While this food category is not always marketed as baby food, biscuits and wafers are frequently consumed by children. And recent tests, conducted by members of the European Consumer Organization (BEUC), found that close to two out of three were not in compliance with benchmark values.
“Therefore, in view of achieving an adequate and effective protection of infants and young children, SAFE proposes that all standard biscuits clearly marketed to children which fall under the group of ‘biscuits and wafers’ should have the same maximum level than ‘biscuits and rusks for infant and young children’ with a benchmark level of 150 μg/kg and 200 μg/kg for maximum levels,” noted SAFE.
Crackers and vegetable crisps
In the crackers category, SAFE is calling for a benchmark level of 300 μg/kg, rather than 400.
A similar situation was observed with other types of products also marketed to children and commonly given to young toddlers, noted the consumer organisation. “It seems clear that the proposed benchmark level of 500 μg/kg would hardly protect young population from excessive acrylamide exposure.”
For the vegetable crisps category, the EU has proposed a benchmark level of 700 μg/kg, which is well above what SAFE deems to be permissible.
Several consumer organisations analysed samples and found an average acrylamide content of 1121 μg/kg, with a median value of 830 μg/kg. “This is almost double the median value for acrylamide levels in tested potato crisps,” noted SAFE.
“In addition, the RASFF database reports numerous alerts in 2020 where acrylamide contamination reached levels up to 2690 μg/kg, especially for products imported from the East, well above what was revealed in the consumer survey.”
Given EFSA’s 2015 findings, SAFE does not believe the Commission’s proposed benchark will alter the current situation. Therefore the consumer organisation believes it is necessary to establish maximum levels of acrylamide in vegetable crisps to 500 μg/kg and a benchmark level ‘far below’.
What about dried fruits and roasted nuts?
Not all relevant food categories, according to SAFE, were included in the Commission’s new benchmark levels. Dried fruits and roasted nuts, for example, were omitted.
According to the consumer organisation’s research, however, some samples of roasted nuts were found to contain an acrylamide level above 1000 μg/kg, which is higher than any benchmark level set in the Commission’s regulation.
“As for dried fruits, even though they are not subject to high temperatures, they present a surprising amount of acrylamide due to their exsiccation over a long time,” noted SAFE.

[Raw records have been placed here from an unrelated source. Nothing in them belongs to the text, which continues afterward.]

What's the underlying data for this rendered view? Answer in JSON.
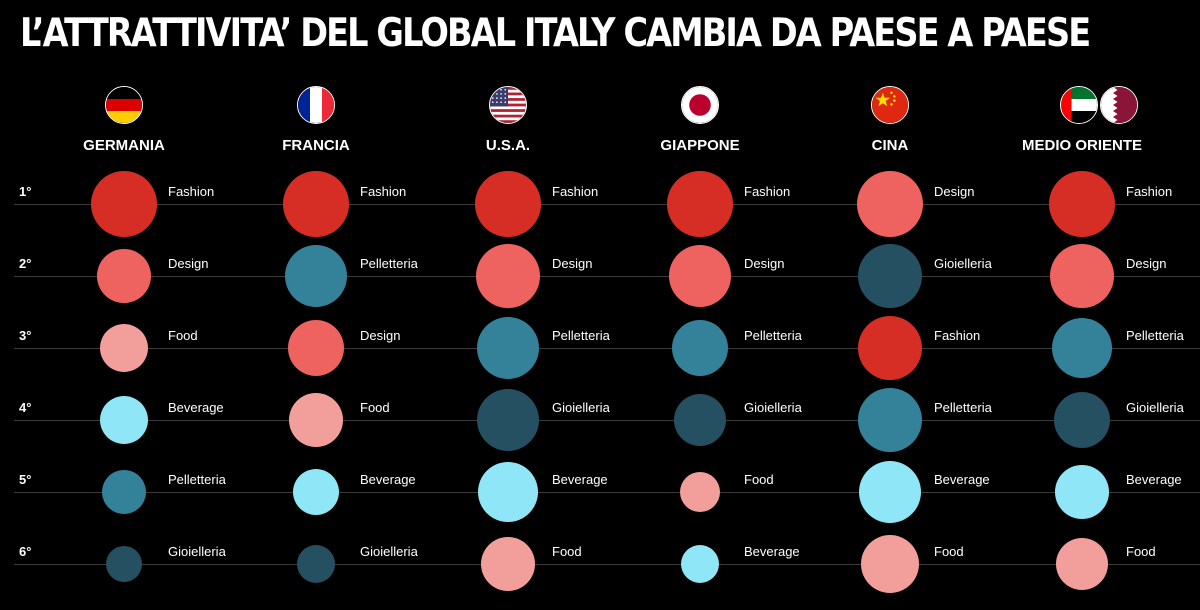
{
  "title": "L’ATTRATTIVITA’ DEL GLOBAL ITALY CAMBIA DA PAESE A PAESE",
  "chart_data": {
    "type": "ranked-bubble-matrix",
    "title": "L’ATTRATTIVITA’ DEL GLOBAL ITALY CAMBIA DA PAESE A PAESE",
    "ranks": [
      "1°",
      "2°",
      "3°",
      "4°",
      "5°",
      "6°"
    ],
    "category_colors": {
      "Fashion": "#d62e24",
      "Design": "#ee6360",
      "Food": "#f29f9c",
      "Beverage": "#8ee6f6",
      "Pelletteria": "#34829a",
      "Gioielleria": "#255061"
    },
    "countries": [
      {
        "name": "GERMANIA",
        "flag": "germany-flag-icon",
        "flag2": null,
        "items": [
          {
            "rank": "1°",
            "label": "Fashion",
            "size": 33
          },
          {
            "rank": "2°",
            "label": "Design",
            "size": 27
          },
          {
            "rank": "3°",
            "label": "Food",
            "size": 24
          },
          {
            "rank": "4°",
            "label": "Beverage",
            "size": 24
          },
          {
            "rank": "5°",
            "label": "Pelletteria",
            "size": 22
          },
          {
            "rank": "6°",
            "label": "Gioielleria",
            "size": 18
          }
        ]
      },
      {
        "name": "FRANCIA",
        "flag": "france-flag-icon",
        "flag2": null,
        "items": [
          {
            "rank": "1°",
            "label": "Fashion",
            "size": 33
          },
          {
            "rank": "2°",
            "label": "Pelletteria",
            "size": 31
          },
          {
            "rank": "3°",
            "label": "Design",
            "size": 28
          },
          {
            "rank": "4°",
            "label": "Food",
            "size": 27
          },
          {
            "rank": "5°",
            "label": "Beverage",
            "size": 23
          },
          {
            "rank": "6°",
            "label": "Gioielleria",
            "size": 19
          }
        ]
      },
      {
        "name": "U.S.A.",
        "flag": "usa-flag-icon",
        "flag2": null,
        "items": [
          {
            "rank": "1°",
            "label": "Fashion",
            "size": 33
          },
          {
            "rank": "2°",
            "label": "Design",
            "size": 32
          },
          {
            "rank": "3°",
            "label": "Pelletteria",
            "size": 31
          },
          {
            "rank": "4°",
            "label": "Gioielleria",
            "size": 31
          },
          {
            "rank": "5°",
            "label": "Beverage",
            "size": 30
          },
          {
            "rank": "6°",
            "label": "Food",
            "size": 27
          }
        ]
      },
      {
        "name": "GIAPPONE",
        "flag": "japan-flag-icon",
        "flag2": null,
        "items": [
          {
            "rank": "1°",
            "label": "Fashion",
            "size": 33
          },
          {
            "rank": "2°",
            "label": "Design",
            "size": 31
          },
          {
            "rank": "3°",
            "label": "Pelletteria",
            "size": 28
          },
          {
            "rank": "4°",
            "label": "Gioielleria",
            "size": 26
          },
          {
            "rank": "5°",
            "label": "Food",
            "size": 20
          },
          {
            "rank": "6°",
            "label": "Beverage",
            "size": 19
          }
        ]
      },
      {
        "name": "CINA",
        "flag": "china-flag-icon",
        "flag2": null,
        "items": [
          {
            "rank": "1°",
            "label": "Design",
            "size": 33
          },
          {
            "rank": "2°",
            "label": "Gioielleria",
            "size": 32
          },
          {
            "rank": "3°",
            "label": "Fashion",
            "size": 32
          },
          {
            "rank": "4°",
            "label": "Pelletteria",
            "size": 32
          },
          {
            "rank": "5°",
            "label": "Beverage",
            "size": 31
          },
          {
            "rank": "6°",
            "label": "Food",
            "size": 29
          }
        ]
      },
      {
        "name": "MEDIO ORIENTE",
        "flag": "uae-flag-icon",
        "flag2": "qatar-flag-icon",
        "items": [
          {
            "rank": "1°",
            "label": "Fashion",
            "size": 33
          },
          {
            "rank": "2°",
            "label": "Design",
            "size": 32
          },
          {
            "rank": "3°",
            "label": "Pelletteria",
            "size": 30
          },
          {
            "rank": "4°",
            "label": "Gioielleria",
            "size": 28
          },
          {
            "rank": "5°",
            "label": "Beverage",
            "size": 27
          },
          {
            "rank": "6°",
            "label": "Food",
            "size": 26
          }
        ]
      }
    ]
  }
}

The consumer organisation has also taken issue with the current control system, which secretary general Cimmarusti said is not helping to reduce the risk of exposure for consumers. “As on average, between 15 to 30 days pass from the time a Member State analytically detects a contaminated product and when it notifies the information to other States through the RASF.”
Within this timeframe, the products liberally circulate within the market and can be purchased by consumers.
Cimmarusti continued: “It is therefore time to move away from the current system and set clear and definite maximum contamination levels following the precautionary principle.”